Sermon for Sunday, October 21, 2018 – “Love Is the Goal”

Twenty-second Sunday after Pentecost
October 21, 2018
Good Shepherd Lutheran Church
Decorah, Iowa
Rev. Amy Zalk Larson

Click here to read scripture passages for the day.

Beloved of God, grace to you and peace in the name of Jesus. Amen.

“We want you to do for us whatever we ask of you,” James and John tell Jesus. They sound like entitled kids from some bad, made for TV movie -“C’mon, just give us whatever we want. C’mon, puh-lease. C’mon, just say yes.”

The context makes it even worse. Jesus has just told his disciples that he will be mocked, spit upon, flog- ged and killed. You’d think they’d maybe show a little empathy – say something like, “Wow that’s tough, anything we can do to help? or even, tell us more.” No, James and John decide, “This is the perfect time to make our demands. Seize the moment when his defenses are down.”

So, they step forward, they get up in Jesus’ face and say, “We want you to do whatever we want” – bad form guys, really bad.

Jesus could have just given them an icy stare and shut them up. He could have turned and walked in the other direction. Instead, he engages them. He asks them the question he uses with people who come to him for healing, “What is it you want me to do for you?”

“What is it you want me to do for you?” Imagine if Jesus looked at you and asked you that question.

I would have a lot to say. I would have a pretty long list. I want to see my preferred candidates win on election day. I want congress to do very specific things. I tell my representatives these things regularly, but maybe God could get through? I’d like help with my arthritis and my sister’s health. I want my kids to be happy. I want to see the US pay more attention to the new UN climate change report. I could go on and on.

There is a lot that I’d really like God to do, and now. I’m guessing you’d have a long list too.

I like to think my requests are more noble than what James and John ask of Jesus: “Grant us to sit, one at your right hand and one at your left, in your glory.” That request is just too much – it’s so over the top and grandiose. And yet it is also too small, too petty. And maybe, honestly, so are my requests. I want my party to win and my needs to be met and my views to prevail and my preferred outcomes to happen. All this keeps me fairly narrowly focused on myself.

Jesus, on the other hand, let go of his own power and privilege in order to serve others. He gave himself in love for the whole world – even the people I don’t like. He is focused on changing us all through love.

Jesus calls us to follow in this way of love.

He wants us to know the greatness that comes when we stop focusing so much on our own agenda, no matter how noble, and instead focus on giving ourselves in love for others. I think this call of Jesus pertains even to our political lives, maybe especially to our political lives.

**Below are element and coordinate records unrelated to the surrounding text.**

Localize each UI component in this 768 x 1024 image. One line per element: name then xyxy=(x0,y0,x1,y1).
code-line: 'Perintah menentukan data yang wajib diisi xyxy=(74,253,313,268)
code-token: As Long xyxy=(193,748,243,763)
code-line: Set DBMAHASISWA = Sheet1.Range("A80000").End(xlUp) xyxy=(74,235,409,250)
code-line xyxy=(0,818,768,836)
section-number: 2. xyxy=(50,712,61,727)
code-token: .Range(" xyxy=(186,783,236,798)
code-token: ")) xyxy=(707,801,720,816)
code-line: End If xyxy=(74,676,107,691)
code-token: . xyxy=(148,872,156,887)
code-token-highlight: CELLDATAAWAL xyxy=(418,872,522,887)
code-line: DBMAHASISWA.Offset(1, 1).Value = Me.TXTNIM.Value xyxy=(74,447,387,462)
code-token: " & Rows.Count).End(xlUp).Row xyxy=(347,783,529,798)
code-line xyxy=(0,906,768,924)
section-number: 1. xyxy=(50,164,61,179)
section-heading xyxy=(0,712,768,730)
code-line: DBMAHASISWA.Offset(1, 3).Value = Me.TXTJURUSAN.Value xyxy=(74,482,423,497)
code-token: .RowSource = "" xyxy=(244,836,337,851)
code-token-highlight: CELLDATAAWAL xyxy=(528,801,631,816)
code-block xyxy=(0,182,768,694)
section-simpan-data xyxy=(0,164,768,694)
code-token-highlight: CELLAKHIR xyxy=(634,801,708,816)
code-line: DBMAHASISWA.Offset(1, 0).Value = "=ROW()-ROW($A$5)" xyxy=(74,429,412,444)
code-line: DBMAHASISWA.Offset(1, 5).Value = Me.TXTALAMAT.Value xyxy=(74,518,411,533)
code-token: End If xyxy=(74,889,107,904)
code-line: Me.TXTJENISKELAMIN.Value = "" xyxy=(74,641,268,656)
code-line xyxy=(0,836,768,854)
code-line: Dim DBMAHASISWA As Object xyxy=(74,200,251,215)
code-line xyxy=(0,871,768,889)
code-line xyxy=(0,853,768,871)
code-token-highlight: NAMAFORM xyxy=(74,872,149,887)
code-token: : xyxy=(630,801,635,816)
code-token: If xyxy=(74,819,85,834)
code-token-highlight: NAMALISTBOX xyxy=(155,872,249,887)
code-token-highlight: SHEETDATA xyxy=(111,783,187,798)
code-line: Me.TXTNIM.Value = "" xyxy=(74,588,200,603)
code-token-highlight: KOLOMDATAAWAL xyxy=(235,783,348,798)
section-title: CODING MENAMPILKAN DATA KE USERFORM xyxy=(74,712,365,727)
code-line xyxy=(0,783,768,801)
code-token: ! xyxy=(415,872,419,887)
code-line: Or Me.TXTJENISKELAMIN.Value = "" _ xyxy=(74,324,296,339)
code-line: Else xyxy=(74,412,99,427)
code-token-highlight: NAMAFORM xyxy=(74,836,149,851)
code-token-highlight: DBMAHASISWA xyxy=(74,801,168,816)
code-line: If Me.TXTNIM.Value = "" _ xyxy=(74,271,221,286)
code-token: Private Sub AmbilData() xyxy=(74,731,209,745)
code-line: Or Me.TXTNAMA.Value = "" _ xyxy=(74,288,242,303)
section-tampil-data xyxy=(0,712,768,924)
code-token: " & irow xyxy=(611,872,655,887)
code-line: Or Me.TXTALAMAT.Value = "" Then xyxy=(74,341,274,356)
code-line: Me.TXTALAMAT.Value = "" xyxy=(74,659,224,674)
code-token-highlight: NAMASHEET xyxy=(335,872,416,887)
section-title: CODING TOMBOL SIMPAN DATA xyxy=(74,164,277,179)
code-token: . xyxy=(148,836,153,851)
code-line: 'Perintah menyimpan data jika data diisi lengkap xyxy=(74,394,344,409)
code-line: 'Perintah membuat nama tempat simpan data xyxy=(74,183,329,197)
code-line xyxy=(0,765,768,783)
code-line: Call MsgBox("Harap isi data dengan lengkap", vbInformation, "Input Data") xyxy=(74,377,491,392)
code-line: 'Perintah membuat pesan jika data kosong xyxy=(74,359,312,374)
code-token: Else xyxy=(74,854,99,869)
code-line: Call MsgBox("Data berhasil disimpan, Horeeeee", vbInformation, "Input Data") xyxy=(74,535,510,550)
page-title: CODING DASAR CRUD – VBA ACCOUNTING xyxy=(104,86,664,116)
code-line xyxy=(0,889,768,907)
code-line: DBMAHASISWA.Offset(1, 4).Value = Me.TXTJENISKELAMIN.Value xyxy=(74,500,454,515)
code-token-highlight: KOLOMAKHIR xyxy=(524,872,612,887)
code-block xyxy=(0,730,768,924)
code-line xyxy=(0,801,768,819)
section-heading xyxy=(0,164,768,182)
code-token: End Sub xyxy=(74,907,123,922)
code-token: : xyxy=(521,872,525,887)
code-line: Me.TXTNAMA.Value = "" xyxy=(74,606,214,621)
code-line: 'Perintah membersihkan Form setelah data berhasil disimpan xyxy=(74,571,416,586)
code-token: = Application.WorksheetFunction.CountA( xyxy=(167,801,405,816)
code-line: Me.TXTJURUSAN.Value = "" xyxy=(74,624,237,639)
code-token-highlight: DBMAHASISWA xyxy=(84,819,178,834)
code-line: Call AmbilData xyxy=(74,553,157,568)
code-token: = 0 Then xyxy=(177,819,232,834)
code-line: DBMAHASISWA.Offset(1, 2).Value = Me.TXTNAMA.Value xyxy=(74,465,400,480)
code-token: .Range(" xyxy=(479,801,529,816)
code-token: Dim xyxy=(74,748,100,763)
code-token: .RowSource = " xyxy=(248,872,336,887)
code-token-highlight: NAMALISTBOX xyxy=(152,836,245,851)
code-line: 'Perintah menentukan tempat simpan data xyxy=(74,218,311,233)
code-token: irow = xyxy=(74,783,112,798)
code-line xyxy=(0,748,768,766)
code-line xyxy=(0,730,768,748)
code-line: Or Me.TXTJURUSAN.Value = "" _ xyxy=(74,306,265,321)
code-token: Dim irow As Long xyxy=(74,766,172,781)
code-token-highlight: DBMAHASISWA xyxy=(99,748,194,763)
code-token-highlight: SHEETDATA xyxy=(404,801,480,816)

We need to focus on loving others.

That is not to say that we should just try to be nice and say, “Can’t we all just get along.” Often love re- quires speaking hard truths and challenging others. We need to advocate and vote and be politically active with strength and conviction and courage. Yet Jesus calls us to do this with love for others, especially those we find it easy to despise. Jesus calls us to do this with a sense of humility.

It seems we need to keep a larger goal in mind. The ultimate goal is not the advancement of one party or the other, one particular policy or another – all of that is too narrow. Love is the ultimate goal. The goal is for all people to know they are loved and to live with love for one another. That must come before, above every other agenda, no matter how noble. That larger goal must inform all the ways we work in the political sphere.

To follow in this way of love and keep focused on this larger goal, we need to be transformed.

We need to know, deep in our bones, that we are loved always and forever. We need to drink the cup Jesus drinks – that is, undergo a kind of death. Our small, petty, ego-driven selves need to die. And we need to share in Jesus’ baptism – that is death and new life.

We need to be transformed. And this is what Jesus does for us. Jesus engages us as he did James and John.

Jesus shows up here today in word and sacrament to love and serve you and each one of us.

Jesus listens to all our requests, whether they be petty or noble, and receives them with compassion.

Jesus convicts us of our narrow vision and pushes us beyond ourselves into God’s larger purpose of love for all people.

Jesus also gives us the cup of his self-giving love and baptism in his name. Jesus works through both of these gifts to put to death our small selves and raise us up into new life again and again – a new life that is so much larger and more loving than anything we could achieve on our own.

Jesus gives himself in love for you today.
You are loved beyond measure.
May love be your guide.

Let’s take a moment for silent prayer.